In this sequel to The Looking Glass Wars, young Queen Alyss has scarcely claimed the throne of Wonderland—the “true” version behind Lewis Carroll’s garbled account—when already she faces another threat to the peace and security of her realm. Her Imperial Viciousness, the ex-Queen Redd, has escaped through the Heart Crystal that enables the queens of Alyss’s bloodline to rule through the power of pure imagination. Too soon, Redd is ready to stage a comeback, complete with a gang of otherworldly ruffians. Meanwhile, King Arch of the neighboring Borderlands has his own designs on the Queendom, plans based on a ludicrous form of machismo raised to the level of political ideology. Armed with weapons of freakish deadliness, seconded by henchpersons whose powers of inflicting death are as disturbing as their lack of humane values, and shrewd enough to hedge their bets with, for example, a bit of hostage-taking, these villains could not only overwhelm Wonderland’s defenses but even destroy it forever.

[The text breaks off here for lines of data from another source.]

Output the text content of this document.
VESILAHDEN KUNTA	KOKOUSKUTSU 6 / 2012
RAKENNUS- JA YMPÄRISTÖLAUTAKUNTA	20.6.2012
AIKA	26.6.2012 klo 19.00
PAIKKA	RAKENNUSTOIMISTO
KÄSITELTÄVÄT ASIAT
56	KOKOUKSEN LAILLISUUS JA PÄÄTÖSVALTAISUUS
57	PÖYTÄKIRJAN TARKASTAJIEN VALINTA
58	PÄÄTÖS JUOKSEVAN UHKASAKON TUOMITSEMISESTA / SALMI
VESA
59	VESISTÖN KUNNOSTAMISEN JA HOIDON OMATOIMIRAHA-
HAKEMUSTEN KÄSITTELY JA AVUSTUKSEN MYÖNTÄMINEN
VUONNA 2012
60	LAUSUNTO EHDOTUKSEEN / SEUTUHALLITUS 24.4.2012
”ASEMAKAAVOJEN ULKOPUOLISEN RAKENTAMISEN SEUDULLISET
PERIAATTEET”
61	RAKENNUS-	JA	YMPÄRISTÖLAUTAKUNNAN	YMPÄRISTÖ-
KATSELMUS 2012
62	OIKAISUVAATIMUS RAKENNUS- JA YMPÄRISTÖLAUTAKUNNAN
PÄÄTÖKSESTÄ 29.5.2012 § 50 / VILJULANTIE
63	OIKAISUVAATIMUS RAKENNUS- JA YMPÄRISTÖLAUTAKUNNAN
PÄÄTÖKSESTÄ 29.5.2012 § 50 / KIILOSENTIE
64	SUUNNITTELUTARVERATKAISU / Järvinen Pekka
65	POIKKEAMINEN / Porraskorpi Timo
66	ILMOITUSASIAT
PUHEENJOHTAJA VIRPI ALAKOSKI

Meanwhile, Alyss faces dilemmas closer to home. First, there’s the matter of Dodge, the young guardsman she has loved since they were children, but who is consumed with vengeance against the anthropomorphic cat who murdered his father. Then there’s Homburg Molly, the queen’s half-blooded bodyguard from a race of warriors, called Milliners, whose specialty is weaponized headwear. Molly’s disappearance coincides with an outbreak of trouble that threatens the power of “white imagination” throughout Wonderland, stops up the looking-glass transportation system, and leads the father Molly never knew—the Hatter—on a queen-defying quest that at times seems like downright madness.

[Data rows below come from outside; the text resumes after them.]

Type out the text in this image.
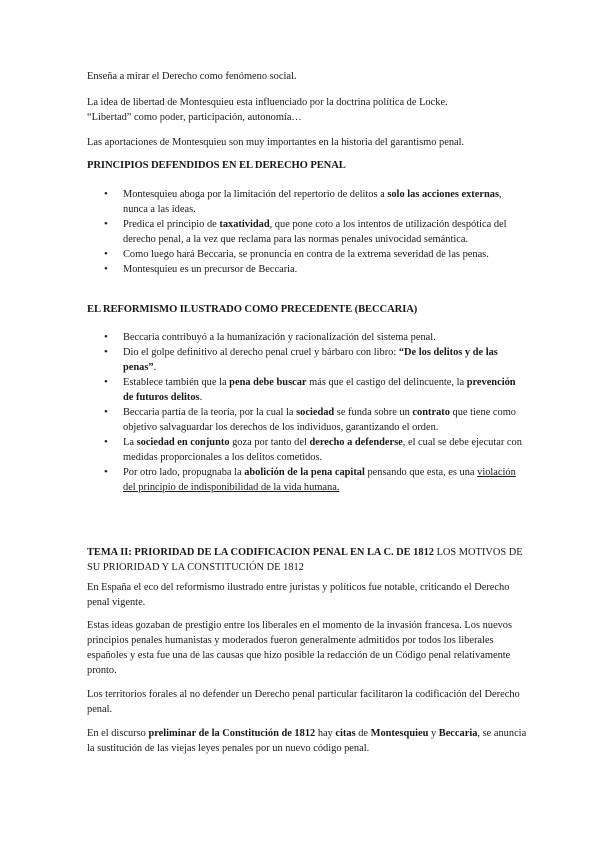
Enseña a mirar el Derecho como fenómeno social.

La idea de libertad de Montesquieu esta influenciado por la doctrina política de Locke.
“Libertad” como poder, participación, autonomía…

Las aportaciones de Montesquieu son muy importantes en la historia del garantismo penal.

PRINCIPIOS DEFENDIDOS EN EL DERECHO PENAL
• Montesquieu aboga por la limitación del repertorio de delitos a solo las acciones externas, nunca a las ideas.
• Predica el principio de taxatividad, que pone coto a los intentos de utilización despótica del derecho penal, a la vez que reclama para las normas penales univocidad semántica.
• Como luego hará Beccaria, se pronuncia en contra de la extrema severidad de las penas.
• Montesquieu es un precursor de Beccaria.
EL REFORMISMO ILUSTRADO COMO PRECEDENTE (BECCARIA)
• Beccaria contribuyó a la humanización y racionalización del sistema penal.
• Dio el golpe definitivo al derecho penal cruel y bárbaro con libro: “De los delitos y de las penas”.
• Establece también que la pena debe buscar más que el castigo del delincuente, la prevención de futuros delitos.
• Beccaria partía de la teoría, por la cual la sociedad se funda sobre un contrato que tiene como objetivo salvaguardar los derechos de los individuos, garantizando el orden.
• La sociedad en conjunto goza por tanto del derecho a defenderse, el cual se debe ejecutar con medidas proporcionales a los delitos cometidos.
• Por otro lado, propugnaba la abolición de la pena capital pensando que esta, es una violación del principio de indisponibilidad de la vida humana.
TEMA II: PRIORIDAD DE LA CODIFICACION PENAL EN LA C. DE 1812 LOS MOTIVOS DE SU PRIORIDAD Y LA CONSTITUCIÓN DE 1812

En España el eco del reformismo ilustrado entre juristas y políticos fue notable, criticando el Derecho penal vigente.

Estas ideas gozaban de prestigio entre los liberales en el momento de la invasión francesa. Los nuevos principios penales humanistas y moderados fueron generalmente admitidos por todos los liberales españoles y esta fue una de las causas que hizo posible la redacción de un Código penal relativamente pronto.

Los territorios forales al no defender un Derecho penal particular facilitaron la codificación del Derecho penal.

En el discurso preliminar de la Constitución de 1812 hay citas de Montesquieu y Beccaria, se anuncia la sustitución de las viejas leyes penales por un nuevo código penal.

This fast-paced book is crammed with magical whimsies, macabre twists, furious battles, sneaky double-crosses, and Lewis-Carrollian imagery turned upside-down and inside-out as though in a fun-house mirror. Romance, family tragedy, Victorian-era alternate history, fantastic creatures, dancing skeletons, terrible poetry (what you get when you let slip the doggerels of war), and characters ranging from creepily ambivalent to flamboyantly evil, all crowd into the same canvas as card-soldiers, living chessmen, and a species of large-eared albino tutors. Somehow, it seems to be over too soon. But that’s all right; the series continues with a third book, titled Arch Enemy. Plus, author Beddor has co-authored a related series of graphic novels, collectively known as Hatter M.